‘O primeiro pensamento de Taeko Teramae quando pressentiu o brilho intenso que se adivinhava na janela foi o de uma beleza incomparável. Mas não chegou a comentar essa impressão com ninguém: instantes depois, a estudante de 14 anos que prestava serviço na companhia de telefones viu-se sozinha, num edifício quase completamente destruído e em chamas, rodeada de cadáveres.
”Penso que estive inconsciente durante um longo período. Quando acordei, estava muito escuro e dirigi-me para as escadas. Mas não conseguia descer, porque estava apinhada de corpos. Parecia um pesadelo.” Taeko olhou pela janela e percebeu então que os edifícios em redor tinham sido arrasados e havia chamas por todo o lado. Saltou da janela do primeiro andar para a rua e, como quase todos os sobreviventes, encaminhou-se para o rio mais próximo (Hiroxima foi construída num delta, com sete braços de água distintos).

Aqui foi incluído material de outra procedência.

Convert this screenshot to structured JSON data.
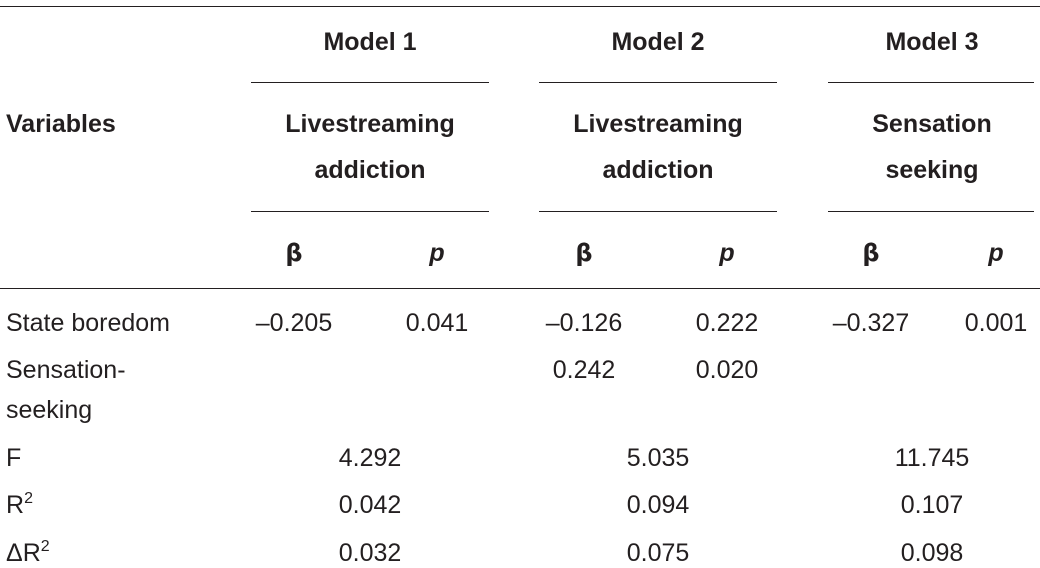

Quando lá chegou, encontrou um dos seus superiores na companhia de telefones e ficou surpreendida com a sua expressão de horror. “Tens feridas horríveis”, disse-lhe o homem. Ela não sentia nada, nem dor, nem desconforto, nada. Espantosamente, o homem tinha consigo um estojo de primeiros socorros e ligou-lhe a cabeça, estancando o sangue.
Junto à margem do rio, outro encontro, agora com a professora, que a incitou a atravessar o rio a nado. A jovem desmaiou a meio, mas foi salva pela professora, que a levou para o outro lado e voltou para trás, à procura de mais alunos. “Nunca lhe agradeci, ela estava também muito ferida e morreu dias depois. Chamava-se Chiyoko Wakida. Tinha 22 anos”.
Taeko teve mais sorte. Foi transportada para um centro de feridos graves, onde ouviu, dias a fio, os gritos das vítimas, enfraquecendo de hora para hora até ao silêncio da morte. O pai encontrou-a passado uma semana. Levou-a para casa e, quando lhe tiraram as ligaduras, a irmã chamou-lhe “o monstro”. Um dia, quando os pais estavam fora, procurou um espelho. “Foi então que descobri que tinha perdido o olho esquerdo.”
Para quem estava a apenas centenas de metros do hipocentro da explosão, como Taeko, a esperança de vida não ultrapassava alguns anos. Mas ela resistiu. E ainda se lembra de ter pensado nessa manhã soalheira que, se não fosse a guerra, poderia gozar umas belas férias de Verão.’